One thing I didn't get is this magical PII thing. How does the author look at a random network packet -- nay, just packet headers -- and assign a PII:true/false label? I think many corporations would sacrifice the right hand of a sysadmin if that was the way to get this tech.
The article just says:
> I wrote a small python program to scan the port 80 traffic capture and create a mapping from each four-tuple TLS connection to a boolean - True for connection with PII and False for all others.
Is it just matching against a list of source IPs? And perhaps the source port, to determine whether it comes from e.g. a network drive (NFS in this case)? Not sure what he uses the full four-tuple for, if this is the answer in the first place. It's very hand-wavy for what is an integral part of finding the intrusion and kind of a holy grail in other situations as well.
Amazon and Microsoft also have their own offerings, but can be quite expensive for network packets (and pretty slow).
Most projects / teams will use some basic regular expressions to capture basics like SSN, credit card numbers or phone numbers. They’re typically just strings of a specific length. More difficult if you’re doing addresses, names, etc.
That's great for you but... how's that relevant to the article? The author never speaks of using this sort of thing.
I saw these regex matchers in school but don't understand them. They go off all day long because one in a dozen numbers match a valid credit card number, even in the lab environment the default setup was clearly unusable. But perhaps more my point: who'd ever upload the stolen data plaintext anyhow? Unencrypted connections have not been the default for stolen data since... the 80s? If your developers are allowed to do rsync/scp/ftps/sftp/https-post/https-git-smart-protocol then so can I, and if they can't do any of the above then they can't do their work. Adding a mitm proxy is, aside from a SPOF waiting to happen, also very easily circumvented. You'd have to reject anything that looks high in entropy (so much for git clone and sending PDFs) and adding a few null bytes to avoid that trigger is also peanuts.
These appliances are snakeoil as far as I've seen. But then I very rarely see our customers use this sort of stuff, and when I do it's usually trivial to circumvent (as I invariably have to to do my work).

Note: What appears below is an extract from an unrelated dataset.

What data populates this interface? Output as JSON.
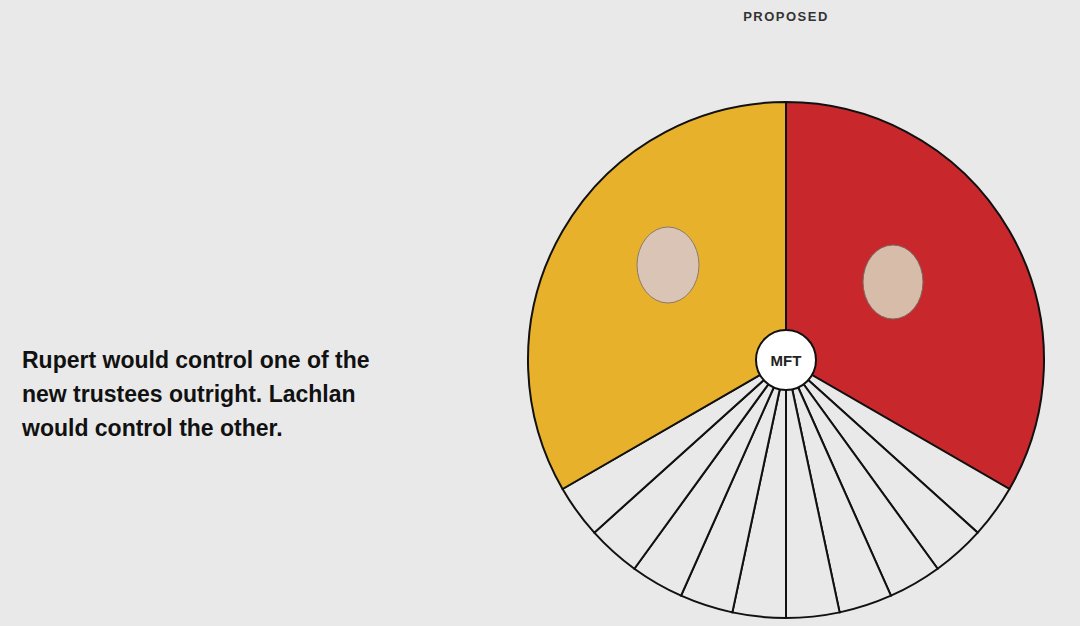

Now the repository you linked doesn't use regexes, it uses "a cutting edge pre-trained deep learning model, used to efficiently identify sensitive data". Cool. But I don't see any stats from real world traffic, and I also don't see anyone adding custom python code onto their mitm box to match this against gigabits of traffic. Is this a product that is relevant here, or more of a tech demo that works on example files and could theoretically be adapted? Either way, since it's irrelevant to what the author did, I'm not even sure if this is just spam.
> One thing I didn't get is this magical PII thing. How does the author look at a random network packet -- nay, just packet headers -- and assign a PII:true/false label? I think many corporations would sacrifice the right hand of a sysadmin if that was the way to get this tech.
Checkout Amazon macie or Microsoft presidio or try actually using the library I linked?
It’s usually used in a constrained way, in no way perfect. But it helps investigators track suspected cases of data exfiltration. You can pull something that looks suspect (say a credit card) and compare against an internal dataset and see if it’s legit.
In the repo I linked you can see the citation for an earlier model on synthetic and real world datasets:
My guess was that traffic containing PII was flagged in some way such that it was visible in the pre-GW traffic the researcher had access to. That was the point of linking up the pre-gateway and post-gateway packets. I'm not sure how common such setups are.
What's even more incredible to me is that the researcher somehow recreated exactly the same / correct traffic pattern on their local testing setup, so that they were able to compare the traffic with the production environment to detect that there was a problem. How would you do this?
I'm not even sure what the "time" variable is on the graphs. Response time? (It also seems weird that there's any PII on port 80, but that's an unrelated issue.)
> What's even more incredible to me is that the researcher somehow recreated exactly the same / correct traffic pattern on their local testing setup, so that they were able to compare the traffic with the production environment to detect that there was a problem.
Yeah, that's another thing that has me confused, but I figured one thing at a time...
Thanks for the response, that pre-set PII flag does sound plausible, though it's odd that they'd never mention it and mention a 'four-tuple' instead (sounds like they're trying to use terms not everyone knows? Idk, maybe it's more well-known than it seems to me).
Yes, that was the part where I got lost. It seems he skipped some details about that so it's not clear from the article how that was done. I can't imagine capturing the encrypted data got him that.
The article just says:
> I wrote a small python program to scan the port 80 traffic capture and create a mapping from each four-tuple TLS connection to a boolean - True for connection with PII and False for all others.
Is it just matching against a list of source IPs? And perhaps the source port, to determine whether it comes from e.g. a network drive (NFS in this case)? Not sure what he uses the full four-tuple for, if this is the answer in the first place. It's very hand-wavy for what is an integral part of finding the intrusion and kind of a holy grail in other situations as well.